While a performance of the above test is done, look for any leakage from the lapped pressure faces of the nozzle holder and injector body. If leakage is visible or if the test takes less than 6 seconds, do not over tighten the nozzle cap in an effort to stop the leakage. Instead, remove the nozzle and inspect the pressure faces for foreign particles and surface for damage. Clean thoroughly and if the faces are in good condition, test again as in Steps 1 and 2.

If the pressure drop time is still less than 6 to 10 seconds, too much fuel is leaking around the nozzle needle stem. The nozzle and needle or injector must be replaced with a new assembly to correct the problem.

Nozzle And Seat Test

1. Connect the injector (nozzle tip dry) to the 5P4150 Nozzle Tester as shown earlier.

2. Pump the pressure to about 1030 kPa (150 psi) below the opening pressure. Drops of fuel must not collect or drip from the nozzle bottom face for at least 10 seconds. A light dampness is acceptable. If test results are not acceptable it may be possible to correct the problem by cleaning it. If not, a new assembly must be installed.

Spray Pattern Check

The pressure adjustment must be correct before checking the spray pattern.


Nozzle Spray Pattern Check (Typical Example)

1. Connect the injector to the 5P4150 Nozzle Tester as shown earlier.

2. Close the gauge protector valve and the on-off valve. Open the pump isolator valve.

3. Be sure the tip of the fuel injection nozzle is in the FT1384 Extension and the 8S2270 Fuel Collector.

------ WARNING! ------

The spray fuel of an injector under pressure will puncture the skin. Keep hands away from the nozzle.

--------WARNING!------

4. Make a rapid increase in pressure and look at the spray pattern when fluid begins to flow through the fuel injection nozzle. The spray must be the same through all four orifices. Any change, either vertically or horizontally, is an indication of a bad nozzle. See the different spray patterns in the illustration.

Fuel Injector Installation


Fuel Injector Washer And Seal Arrangement
(1) Rigid spacer. (2) Seal. (3) Copper washer.
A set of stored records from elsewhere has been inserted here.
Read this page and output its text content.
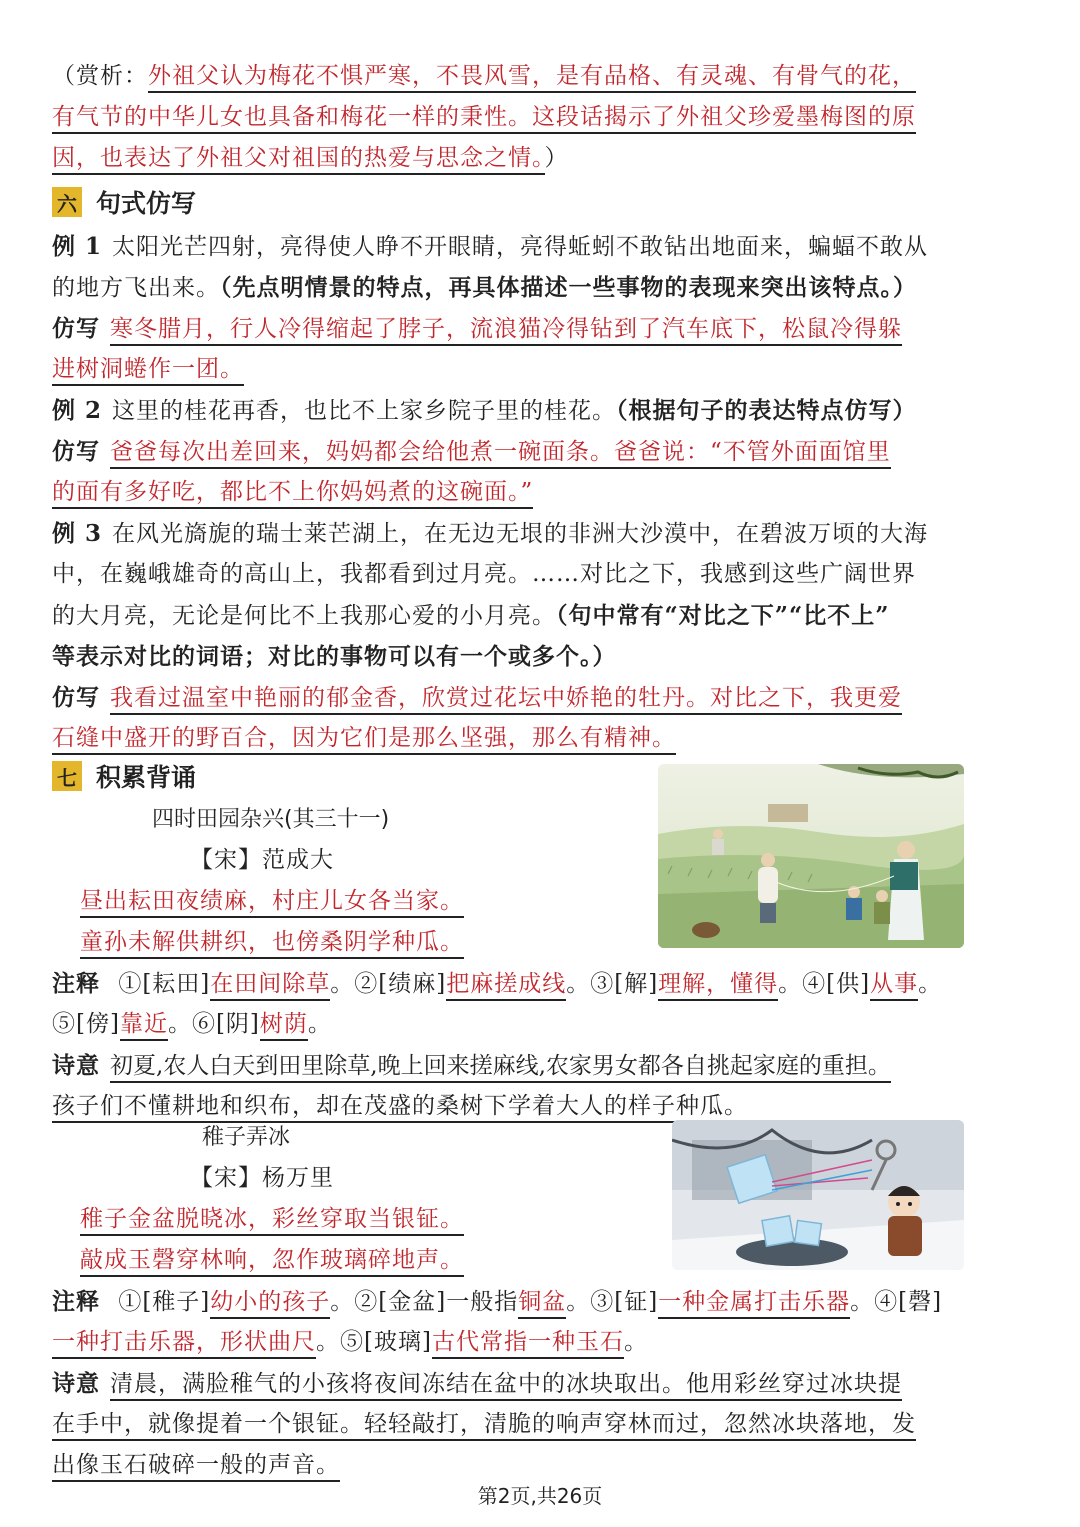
（赏析：外祖父认为梅花不惧严寒，不畏风雪，是有品格、有灵魂、有骨气的花，
有气节的中华儿女也具备和梅花一样的秉性。这段话揭示了外祖父珍爱墨梅图的原
因，也表达了外祖父对祖国的热爱与思念之情。）
六 句式仿写
例 1 太阳光芒四射，亮得使人睁不开眼睛，亮得蚯蚓不敢钻出地面来，蝙蝠不敢从
的地方飞出来。（先点明情景的特点，再具体描述一些事物的表现来突出该特点。）
仿写 寒冬腊月，行人冷得缩起了脖子，流浪猫冷得钻到了汽车底下，松鼠冷得躲
进树洞蜷作一团。
例 2 这里的桂花再香，也比不上家乡院子里的桂花。（根据句子的表达特点仿写）
仿写 爸爸每次出差回来，妈妈都会给他煮一碗面条。爸爸说：“不管外面面馆里
的面有多好吃，都比不上你妈妈煮的这碗面。”
例 3 在风光旖旎的瑞士莱芒湖上，在无边无垠的非洲大沙漠中，在碧波万顷的大海
中，在巍峨雄奇的高山上，我都看到过月亮。……对比之下，我感到这些广阔世界
的大月亮，无论是何比不上我那心爱的小月亮。（句中常有“对比之下”“比不上”
等表示对比的词语；对比的事物可以有一个或多个。）
仿写 我看过温室中艳丽的郁金香，欣赏过花坛中娇艳的牡丹。对比之下，我更爱
石缝中盛开的野百合，因为它们是那么坚强，那么有精神。
七 积累背诵
四时田园杂兴(其三十一)
【宋】范成大
昼出耘田夜绩麻，村庄儿女各当家。
童孙未解供耕织，也傍桑阴学种瓜。
注释 ①[耘田]在田间除草。②[绩麻]把麻搓成线。③[解]理解，懂得。④[供]从事。
⑤[傍]靠近。⑥[阴]树荫。
诗意 初夏,农人白天到田里除草,晚上回来搓麻线,农家男女都各自挑起家庭的重担。
孩子们不懂耕地和织布，却在茂盛的桑树下学着大人的样子种瓜。
稚子弄冰
【宋】杨万里
稚子金盆脱晓冰，彩丝穿取当银钲。
敲成玉磬穿林响，忽作玻璃碎地声。
注释 ①[稚子]幼小的孩子。②[金盆]一般指铜盆。③[钲]一种金属打击乐器。④[磬]
一种打击乐器，形状曲尺。⑤[玻璃]古代常指一种玉石。
诗意 清晨，满脸稚气的小孩将夜间冻结在盆中的冰块取出。他用彩丝穿过冰块提
在手中，就像提着一个银钲。轻轻敲打，清脆的响声穿林而过，忽然冰块落地，发
出像玉石破碎一般的声音。
第2页,共26页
1. Each time a fuel injector is removed from the cylinder head, replace copper washer (3) and dust seal (2).

2. Dust seal (2) should be positioned under spacer (1) and against the cylinder head.

3. Always install injectors with the return line fitting to the fuel injection pump side of the engine. The LRB top inlet injectors can be installed 180° out of position. In this position the nozzle holes will not spray fuel into the combustion chamber correctly. This will cause engine power loss and increased smoke.

Cooling System

These engines have a pressure type cooling system. A pressure type cooling system gives two advantages. The first advantage is that the cooling system can have safe operation at a temperature that is higher than the normal boiling (steam) point of water. The second advantage is this type of system prevents cavitation (the sudden making of low pressure bubbles in liquids by mechanical forces) in the water pump. With this type system, it is more difficult for an air or steam pocket to be made in the cooling system.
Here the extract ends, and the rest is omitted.